Dokumen Disebut Lengkap, tapi Tak Ada Verifikasi Resmi
Kasat Reskrim sebelumnya mengklaim bahwa dokumen dinyatakan lengkap. Namun tim investigasi tidak menemukan bukti verifikasi dokumen ke Pertamina.
Padahal dalam penanganan solar subsidi:
Setiap dokumen harus diverifikasi langsung ke Pertamina, bukan berdasarkan klaim sepihak.
Harus ada uji forensik dokumen jika terdapat indikasi pemalsuan.
Harus ada Berita Acara Pemeriksaan, gelar perkara, dan dokumentasi pelepasan babuk.
Tidak ada satupun dari hal itu yang terbuka ke publik.
Vebry mempertanyakan: “Kalau surat lengkap, mana buktinya? Mana verifikasi Pertamina? Mana dokumen resmi? Jangan sampai publik menilai ‘kelengkapan’ itu hanya narasi pembenaran.”
Dugaan Intervensi dan Konflik Kepentingan, Informasi lapangan menyebutkan bahwa pria yang bertemu Kasat Reskrim diduga merupakan pengendali usaha distribusi solar ilegal yang telah diawasi sejak lama oleh tim-tim penindakan di Sulawesi Utara.
Kemunculannya malam hari untuk bertemu penyidik tingkat Kasat — bukan melalui prosedur resmi seperti klarifikasi atau pendampingan penyidik — menimbulkan dugaan konflik kepentingan.
Seorang sumber internal (identitas disembunyikan) menyampaikan:
“Kalau pertemuan seperti ini terjadi di malam hari dan tanpa dokumentasi resmi, itu biasanya tanda ada kepentingan non-prosedural.”
Paminal Polda Sulut Didorong Turun Tangan: “Ini Ujian Integritas Polri”
Praktisi hukum menilai Paminal tidak bisa menunggu laporan masyarakat untuk bertindak. Kasus ini menyangkut:
Penyalahgunaan wewenang,
Pelepasan barang bukti tanpa proses,
Dugaan intervensi pihak luar,
dan potensi keterlibatan jaringan mafia BBM.
“Paminal harus bertindak cepat. Periksa CCTV, cek administrasi, panggil semua pihak. Jika tidak, Polri bisa dinilai melindungi oknum,” tegas Vebry.

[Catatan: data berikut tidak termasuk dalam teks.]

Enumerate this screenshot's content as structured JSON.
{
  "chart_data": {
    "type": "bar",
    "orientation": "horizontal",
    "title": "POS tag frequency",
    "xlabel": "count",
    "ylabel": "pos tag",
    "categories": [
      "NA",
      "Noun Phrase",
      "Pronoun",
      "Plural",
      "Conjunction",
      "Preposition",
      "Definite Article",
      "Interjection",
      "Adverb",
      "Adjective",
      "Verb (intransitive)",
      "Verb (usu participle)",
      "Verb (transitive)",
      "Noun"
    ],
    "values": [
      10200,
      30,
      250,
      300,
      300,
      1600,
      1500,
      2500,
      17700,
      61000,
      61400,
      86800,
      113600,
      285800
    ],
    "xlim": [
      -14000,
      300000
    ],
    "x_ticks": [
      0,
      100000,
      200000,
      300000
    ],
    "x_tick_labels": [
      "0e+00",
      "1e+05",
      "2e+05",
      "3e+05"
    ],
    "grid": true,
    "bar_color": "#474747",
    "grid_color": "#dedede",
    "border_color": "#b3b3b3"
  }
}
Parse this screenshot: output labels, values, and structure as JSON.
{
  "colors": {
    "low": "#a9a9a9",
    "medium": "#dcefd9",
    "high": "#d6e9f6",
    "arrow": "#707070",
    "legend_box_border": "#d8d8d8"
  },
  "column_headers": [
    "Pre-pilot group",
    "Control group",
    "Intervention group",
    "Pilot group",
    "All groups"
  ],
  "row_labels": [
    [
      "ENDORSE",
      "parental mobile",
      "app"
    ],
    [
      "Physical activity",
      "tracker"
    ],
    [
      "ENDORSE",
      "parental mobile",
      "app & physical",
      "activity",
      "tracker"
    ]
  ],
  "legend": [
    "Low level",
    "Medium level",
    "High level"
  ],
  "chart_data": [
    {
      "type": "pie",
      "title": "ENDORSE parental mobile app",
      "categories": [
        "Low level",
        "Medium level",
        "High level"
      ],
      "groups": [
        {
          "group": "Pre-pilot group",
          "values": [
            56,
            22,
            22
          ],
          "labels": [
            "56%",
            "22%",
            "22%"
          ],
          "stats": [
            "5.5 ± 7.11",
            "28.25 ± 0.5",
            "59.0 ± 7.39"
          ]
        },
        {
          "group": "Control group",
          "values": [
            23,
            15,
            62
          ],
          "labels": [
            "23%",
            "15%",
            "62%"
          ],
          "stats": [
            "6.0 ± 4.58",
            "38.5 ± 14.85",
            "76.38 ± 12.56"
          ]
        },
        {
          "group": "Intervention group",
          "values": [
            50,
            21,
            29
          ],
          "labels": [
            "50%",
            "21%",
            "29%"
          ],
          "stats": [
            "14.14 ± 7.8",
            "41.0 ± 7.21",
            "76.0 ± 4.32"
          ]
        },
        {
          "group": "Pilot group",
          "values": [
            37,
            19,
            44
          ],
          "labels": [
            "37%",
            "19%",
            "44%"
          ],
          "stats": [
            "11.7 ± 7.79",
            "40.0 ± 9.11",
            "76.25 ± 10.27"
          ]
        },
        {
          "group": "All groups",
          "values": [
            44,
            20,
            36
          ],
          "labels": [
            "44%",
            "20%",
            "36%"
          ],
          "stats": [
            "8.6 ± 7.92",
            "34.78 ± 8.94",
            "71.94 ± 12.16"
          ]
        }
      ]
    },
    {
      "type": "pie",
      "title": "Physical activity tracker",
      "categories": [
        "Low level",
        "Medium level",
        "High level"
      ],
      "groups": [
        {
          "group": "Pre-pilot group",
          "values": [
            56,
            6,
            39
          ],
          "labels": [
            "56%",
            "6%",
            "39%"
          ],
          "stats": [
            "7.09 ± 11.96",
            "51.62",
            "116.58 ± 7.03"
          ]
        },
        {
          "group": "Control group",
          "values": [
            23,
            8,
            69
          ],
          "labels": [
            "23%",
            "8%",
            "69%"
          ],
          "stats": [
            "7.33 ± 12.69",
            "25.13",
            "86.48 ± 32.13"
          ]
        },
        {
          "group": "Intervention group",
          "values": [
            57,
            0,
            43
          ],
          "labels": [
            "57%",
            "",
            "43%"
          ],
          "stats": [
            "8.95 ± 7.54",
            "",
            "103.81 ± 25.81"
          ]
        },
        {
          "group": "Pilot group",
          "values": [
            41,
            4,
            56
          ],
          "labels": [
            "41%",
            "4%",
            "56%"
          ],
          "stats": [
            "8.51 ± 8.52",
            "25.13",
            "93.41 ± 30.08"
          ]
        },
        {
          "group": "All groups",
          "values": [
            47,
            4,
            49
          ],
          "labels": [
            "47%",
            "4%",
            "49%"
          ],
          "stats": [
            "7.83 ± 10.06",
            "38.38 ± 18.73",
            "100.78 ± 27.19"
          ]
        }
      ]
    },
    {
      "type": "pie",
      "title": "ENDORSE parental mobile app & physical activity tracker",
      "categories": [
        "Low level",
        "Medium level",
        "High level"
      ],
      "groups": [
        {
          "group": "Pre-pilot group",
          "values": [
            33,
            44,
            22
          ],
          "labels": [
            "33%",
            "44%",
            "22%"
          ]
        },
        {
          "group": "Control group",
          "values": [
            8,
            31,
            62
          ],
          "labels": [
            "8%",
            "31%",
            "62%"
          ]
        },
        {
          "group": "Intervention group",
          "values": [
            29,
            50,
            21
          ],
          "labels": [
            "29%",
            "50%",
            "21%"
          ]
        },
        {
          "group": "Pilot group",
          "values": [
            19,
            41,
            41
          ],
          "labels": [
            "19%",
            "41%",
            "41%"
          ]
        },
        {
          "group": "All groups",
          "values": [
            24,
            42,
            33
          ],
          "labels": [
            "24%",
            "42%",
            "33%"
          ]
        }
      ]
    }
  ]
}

Sorotan Nasional: BBM Subsidi adalah Barang Strategis Negara Kementerian ESDM dan Pertamina telah berkali-kali memperingatkan aparat daerah untuk tidak bermain-main dengan kasus solar subsidi.
Karena itu, pelepasan mobil tanki 8.000 liter tanpa gelar perkara terbuka dianggap sangat fatal.
“Ini urusan negara, bukan urusan oknum. Kalau dibiarkan, ini bisa menjadi preseden buruk di seluruh Indonesia,” kata Vebry.
Penutup: Publik Nasional Mengawasi
Hingga rilis ini dibuat, belum ada konferensi pers atau keterangan resmi dari Polresta Manado mengenai:
Alasan pelepasan babuk,
dokumen yang diklaim lengkap,
serta status hukum mobil tanki yang telah dilepas.
Kasus ini kini menjadi perhatian media nasional dan aktivis anti-mafia migas. Mereka menunggu langkah cepat Polda Sulut untuk membuka fakta sebenarnya.
Jika tidak, bukan hanya citra Polresta Manado yang dipertaruhkan —
tetapi kredibilitas Polri di mata nasional.